Fragen und Anregungen über und zu Herzogenaurach? Eine Reihe von Bürgern nutzten die Chance auch zu scharfer Kritik. © Fotos: Matthias Kronau


Durchaus überrascht war ein Beobachter, dass die geplante Rathaussanierung überhaupt kein Thema in der Diskussion war. In seinem Vortrag hatte der Bürgermeister dazu noch einmal Stellung bezogen.

Neue Prognose zur StUB

Zur Stadt-Umlandbahn gibt es eine neue Prognose. 10 800 statt 4900 Fahrgäste könnten sie einmal nutzen. Folge: Von Anfang an wird es wohl einen 10-Minuten-Takt geben.

Erneut Stellung bezog der Bürgermeister zum Umzug des Rathauses in das Pumagebäude (Baujahr 2004) in der Würzburger Straße.
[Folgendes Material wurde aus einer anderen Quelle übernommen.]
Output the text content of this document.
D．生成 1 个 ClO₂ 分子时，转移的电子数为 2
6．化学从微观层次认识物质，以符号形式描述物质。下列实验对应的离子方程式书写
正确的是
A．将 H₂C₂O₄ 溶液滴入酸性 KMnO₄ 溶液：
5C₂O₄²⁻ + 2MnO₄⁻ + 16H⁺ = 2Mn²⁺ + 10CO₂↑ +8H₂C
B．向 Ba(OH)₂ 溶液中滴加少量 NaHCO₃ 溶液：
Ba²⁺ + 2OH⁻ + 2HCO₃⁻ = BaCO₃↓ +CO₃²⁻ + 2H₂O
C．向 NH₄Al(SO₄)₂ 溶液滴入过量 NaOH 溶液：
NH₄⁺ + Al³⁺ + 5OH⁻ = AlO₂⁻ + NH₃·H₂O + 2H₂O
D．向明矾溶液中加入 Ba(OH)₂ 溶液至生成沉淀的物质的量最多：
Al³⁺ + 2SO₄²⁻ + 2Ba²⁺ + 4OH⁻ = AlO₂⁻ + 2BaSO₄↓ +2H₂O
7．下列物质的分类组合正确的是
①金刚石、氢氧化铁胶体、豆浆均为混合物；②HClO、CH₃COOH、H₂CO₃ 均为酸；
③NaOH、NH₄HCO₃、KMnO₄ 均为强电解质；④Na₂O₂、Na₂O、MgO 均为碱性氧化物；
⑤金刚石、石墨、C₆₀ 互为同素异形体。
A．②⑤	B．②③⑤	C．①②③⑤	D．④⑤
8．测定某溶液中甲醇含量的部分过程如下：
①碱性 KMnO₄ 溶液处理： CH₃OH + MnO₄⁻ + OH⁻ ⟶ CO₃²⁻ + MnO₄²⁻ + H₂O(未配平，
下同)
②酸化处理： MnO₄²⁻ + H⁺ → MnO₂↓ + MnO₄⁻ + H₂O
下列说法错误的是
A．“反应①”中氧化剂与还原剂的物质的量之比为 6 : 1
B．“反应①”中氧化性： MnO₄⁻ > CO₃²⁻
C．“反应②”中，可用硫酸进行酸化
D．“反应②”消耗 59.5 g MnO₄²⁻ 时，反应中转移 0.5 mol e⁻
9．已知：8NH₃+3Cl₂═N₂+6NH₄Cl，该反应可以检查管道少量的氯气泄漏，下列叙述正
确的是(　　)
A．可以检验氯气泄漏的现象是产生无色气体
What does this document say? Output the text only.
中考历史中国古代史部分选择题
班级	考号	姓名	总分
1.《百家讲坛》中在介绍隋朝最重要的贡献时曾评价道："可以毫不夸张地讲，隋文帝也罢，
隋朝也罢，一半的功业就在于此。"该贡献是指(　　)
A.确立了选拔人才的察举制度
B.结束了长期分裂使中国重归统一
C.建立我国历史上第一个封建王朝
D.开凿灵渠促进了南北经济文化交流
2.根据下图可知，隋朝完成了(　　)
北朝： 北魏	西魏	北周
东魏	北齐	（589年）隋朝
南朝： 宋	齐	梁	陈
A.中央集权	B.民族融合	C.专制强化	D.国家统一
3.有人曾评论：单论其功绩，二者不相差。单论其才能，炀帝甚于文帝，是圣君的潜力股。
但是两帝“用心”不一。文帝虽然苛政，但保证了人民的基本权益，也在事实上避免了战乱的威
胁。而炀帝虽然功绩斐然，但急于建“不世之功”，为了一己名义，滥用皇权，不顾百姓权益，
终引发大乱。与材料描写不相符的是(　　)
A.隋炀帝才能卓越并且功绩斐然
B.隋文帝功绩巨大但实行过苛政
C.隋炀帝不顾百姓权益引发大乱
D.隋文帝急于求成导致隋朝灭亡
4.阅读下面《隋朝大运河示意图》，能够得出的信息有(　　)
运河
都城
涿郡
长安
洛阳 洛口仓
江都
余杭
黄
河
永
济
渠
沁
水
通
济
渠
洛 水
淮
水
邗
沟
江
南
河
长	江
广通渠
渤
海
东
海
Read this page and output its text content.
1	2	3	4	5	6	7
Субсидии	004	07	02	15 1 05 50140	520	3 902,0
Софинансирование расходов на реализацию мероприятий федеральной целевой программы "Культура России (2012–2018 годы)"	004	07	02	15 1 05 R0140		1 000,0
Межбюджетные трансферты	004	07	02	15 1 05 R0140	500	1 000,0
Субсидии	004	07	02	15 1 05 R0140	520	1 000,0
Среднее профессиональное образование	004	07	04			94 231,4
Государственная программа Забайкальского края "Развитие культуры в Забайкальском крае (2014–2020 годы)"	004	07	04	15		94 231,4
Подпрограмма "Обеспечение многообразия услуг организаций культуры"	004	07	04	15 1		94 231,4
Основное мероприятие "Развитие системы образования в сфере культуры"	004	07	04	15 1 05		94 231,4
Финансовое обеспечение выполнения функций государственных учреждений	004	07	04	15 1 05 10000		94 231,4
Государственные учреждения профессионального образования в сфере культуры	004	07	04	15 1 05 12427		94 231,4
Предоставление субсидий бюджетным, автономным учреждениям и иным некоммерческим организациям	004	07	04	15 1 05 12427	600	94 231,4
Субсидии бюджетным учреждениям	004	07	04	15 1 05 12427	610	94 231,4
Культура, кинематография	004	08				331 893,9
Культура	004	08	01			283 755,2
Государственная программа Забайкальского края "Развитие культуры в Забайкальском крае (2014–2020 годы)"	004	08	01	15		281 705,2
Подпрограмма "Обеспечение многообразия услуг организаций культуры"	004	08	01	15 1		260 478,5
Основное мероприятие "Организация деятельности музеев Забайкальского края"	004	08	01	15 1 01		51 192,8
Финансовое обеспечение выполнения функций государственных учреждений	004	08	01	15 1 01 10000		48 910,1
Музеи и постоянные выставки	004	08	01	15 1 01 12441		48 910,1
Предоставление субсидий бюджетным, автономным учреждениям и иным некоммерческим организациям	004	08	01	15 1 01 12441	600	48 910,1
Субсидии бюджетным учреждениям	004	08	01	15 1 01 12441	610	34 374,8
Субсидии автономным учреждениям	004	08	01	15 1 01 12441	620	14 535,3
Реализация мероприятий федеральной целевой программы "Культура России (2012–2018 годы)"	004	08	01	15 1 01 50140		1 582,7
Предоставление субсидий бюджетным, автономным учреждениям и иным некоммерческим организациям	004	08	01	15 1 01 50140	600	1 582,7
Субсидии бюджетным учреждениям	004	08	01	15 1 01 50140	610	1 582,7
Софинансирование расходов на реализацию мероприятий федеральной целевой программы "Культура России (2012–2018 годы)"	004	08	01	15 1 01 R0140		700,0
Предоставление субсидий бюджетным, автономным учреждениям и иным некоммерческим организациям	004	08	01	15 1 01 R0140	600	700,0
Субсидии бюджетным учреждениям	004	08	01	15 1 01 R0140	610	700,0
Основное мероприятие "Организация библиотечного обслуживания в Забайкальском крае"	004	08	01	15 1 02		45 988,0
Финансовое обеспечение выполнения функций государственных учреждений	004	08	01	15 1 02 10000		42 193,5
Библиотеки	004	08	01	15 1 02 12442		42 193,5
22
Es sei richtig, sich dort nicht dauerhaft einzurichten, sondern nach rund fünf Jahren in einen Neubau am Schloss zurückzuziehen. Zwei Gründe: Das Puma-Gebäude eigne sich lediglich als Provisorium für die Stadtverwaltung und lasse keine weitere Entwicklung zu. Zudem fiele ein wichtiger Frequenzbringer in der Innenstadt dann ersatzlos weg.

Finanztechnisch geht es Herzogenaurach wie seit Jahren gut. Die Prognose etwa beim Einkommensteueranteil: 2019 dürfte er erstmals über 20 Millionen Euro liegen. Allerdings steigen auch die Aufgaben der Stadt: Nächstes Jahr werden voraussichtlich 1 Million Euro zusätzlicher Personalkosten in der Verwaltung entstehen.